Mattie didn’t try to dissuade the heiress. Instead, she smiled smugly and boldly reached for Leo’s hand. Leo knew he blushed. He was afraid that even his neck colored, but he didn’t avoid the symbolic declaration. In fact, he felt warmed that Mattie was so openly announcing that she’d chosen him.
“Finally!” Vera clapped her hands before reaching into her white-sequin-and-pearl clutch and withdrew a calling card. “I hardly use these anymore, but I keep them for occasions just like this.”
“Are you writing us a congratulatory greeting?” Mattie arched one of her auburn eyebrows as Vera began to scribble a missive on the back of the scrap of paper.
“Heavens no. I’m not that eccentric.” Vera laughed. “What I am doing is letting the hotel know that you can have my Duesenberg. I’m not fit to drive back tonight, and you might as well travel home in style. It will be so much more romantic to ride under the stars rather than beneath the roof of John’s old Model T.”

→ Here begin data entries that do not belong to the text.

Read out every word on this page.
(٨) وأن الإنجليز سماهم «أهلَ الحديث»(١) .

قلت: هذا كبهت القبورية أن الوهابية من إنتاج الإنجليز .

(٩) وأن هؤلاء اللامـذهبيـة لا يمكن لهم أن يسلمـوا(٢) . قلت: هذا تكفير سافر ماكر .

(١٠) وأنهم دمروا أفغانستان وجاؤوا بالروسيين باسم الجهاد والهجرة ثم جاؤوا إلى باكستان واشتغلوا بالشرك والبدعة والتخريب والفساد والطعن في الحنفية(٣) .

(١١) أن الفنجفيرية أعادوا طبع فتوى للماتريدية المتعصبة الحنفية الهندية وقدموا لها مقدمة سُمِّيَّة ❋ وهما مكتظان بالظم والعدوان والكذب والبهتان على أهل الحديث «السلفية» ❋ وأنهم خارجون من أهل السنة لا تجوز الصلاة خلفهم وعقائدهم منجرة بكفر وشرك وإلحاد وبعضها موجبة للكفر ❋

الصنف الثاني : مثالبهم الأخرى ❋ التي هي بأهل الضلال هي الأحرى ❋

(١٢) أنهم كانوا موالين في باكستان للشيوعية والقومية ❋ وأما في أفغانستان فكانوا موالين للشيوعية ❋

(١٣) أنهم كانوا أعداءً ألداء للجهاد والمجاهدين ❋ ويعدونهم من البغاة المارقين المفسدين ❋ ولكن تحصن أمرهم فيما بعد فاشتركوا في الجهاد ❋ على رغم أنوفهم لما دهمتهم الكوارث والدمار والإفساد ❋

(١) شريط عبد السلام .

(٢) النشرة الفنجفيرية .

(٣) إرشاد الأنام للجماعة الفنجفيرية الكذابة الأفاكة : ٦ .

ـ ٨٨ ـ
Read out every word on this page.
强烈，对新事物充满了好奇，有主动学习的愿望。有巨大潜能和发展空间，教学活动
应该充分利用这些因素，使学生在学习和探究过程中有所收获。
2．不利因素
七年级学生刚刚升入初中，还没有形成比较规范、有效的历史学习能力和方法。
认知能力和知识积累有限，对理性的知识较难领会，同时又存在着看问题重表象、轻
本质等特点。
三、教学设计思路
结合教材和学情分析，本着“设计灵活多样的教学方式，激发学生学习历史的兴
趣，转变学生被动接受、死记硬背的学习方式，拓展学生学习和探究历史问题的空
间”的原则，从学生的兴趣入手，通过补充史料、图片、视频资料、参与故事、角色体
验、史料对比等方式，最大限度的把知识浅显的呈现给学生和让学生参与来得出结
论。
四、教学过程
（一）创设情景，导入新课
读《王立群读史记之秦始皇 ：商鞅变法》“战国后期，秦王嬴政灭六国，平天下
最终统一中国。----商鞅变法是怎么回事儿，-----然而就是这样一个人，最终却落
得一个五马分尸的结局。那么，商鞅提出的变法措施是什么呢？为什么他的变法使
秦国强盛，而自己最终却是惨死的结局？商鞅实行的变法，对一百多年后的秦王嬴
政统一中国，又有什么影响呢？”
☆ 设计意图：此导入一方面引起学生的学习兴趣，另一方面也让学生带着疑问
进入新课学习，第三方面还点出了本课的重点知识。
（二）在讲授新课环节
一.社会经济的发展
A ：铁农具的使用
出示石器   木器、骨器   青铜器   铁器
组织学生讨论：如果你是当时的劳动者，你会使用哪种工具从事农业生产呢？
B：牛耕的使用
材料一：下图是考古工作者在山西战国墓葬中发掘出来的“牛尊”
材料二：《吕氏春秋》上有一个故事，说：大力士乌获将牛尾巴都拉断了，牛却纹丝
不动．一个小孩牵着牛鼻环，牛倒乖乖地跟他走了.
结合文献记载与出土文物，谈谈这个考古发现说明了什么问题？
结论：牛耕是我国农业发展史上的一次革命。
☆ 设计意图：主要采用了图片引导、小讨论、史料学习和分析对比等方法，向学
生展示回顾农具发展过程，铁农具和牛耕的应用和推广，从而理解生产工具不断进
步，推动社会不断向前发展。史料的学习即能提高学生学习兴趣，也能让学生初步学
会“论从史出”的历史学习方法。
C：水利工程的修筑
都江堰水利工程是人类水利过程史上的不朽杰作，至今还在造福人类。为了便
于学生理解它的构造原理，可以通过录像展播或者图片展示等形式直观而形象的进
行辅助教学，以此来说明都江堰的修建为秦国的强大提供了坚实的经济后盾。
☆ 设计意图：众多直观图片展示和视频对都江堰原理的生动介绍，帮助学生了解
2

With a flourish, she handed the perfumed cardstock to Mattie. Leaning close to her, Vera spoke in a lower voice that still managed to carry to Leo’s ears, too, despite the noise buffeting them. “Have fun, and don’t take things too seriously. That is the quickest way to ruin a delightful affair.” Then, stepping back, she cried to both of them, “Enjoy the Duesy, darlings!” before disappearing into the crowd.
“I enjoy having a wealthy chum.” Mattie smiled impishly up at Leo. He wanted to kiss her then and press his lips against the wide mouth that had fascinated him for years. But he’d waited this long, and he certainly wasn’t going to have their first embrace in a speakeasy that reeked of bootlegged booze, imported cigars, and cheap cigarettes.
“Being friends with Vera has its perks,” Leo admitted, although he wondered a little about her cavalier approach to romance. But then, unlike the heiress, he rarely did anything lightly.
“Who’s going to drive?” Mattie asked.
“How is that even a question? Obviously you.” Leo chuckled as he gently rested his arm on Mattie’s shoulders, something he’d imagined doing more times than he could ever count. He’d underestimated how good it would feel. His hand brushed against the soft skin of her upper arm. He’d never felt something so smooth and inviting.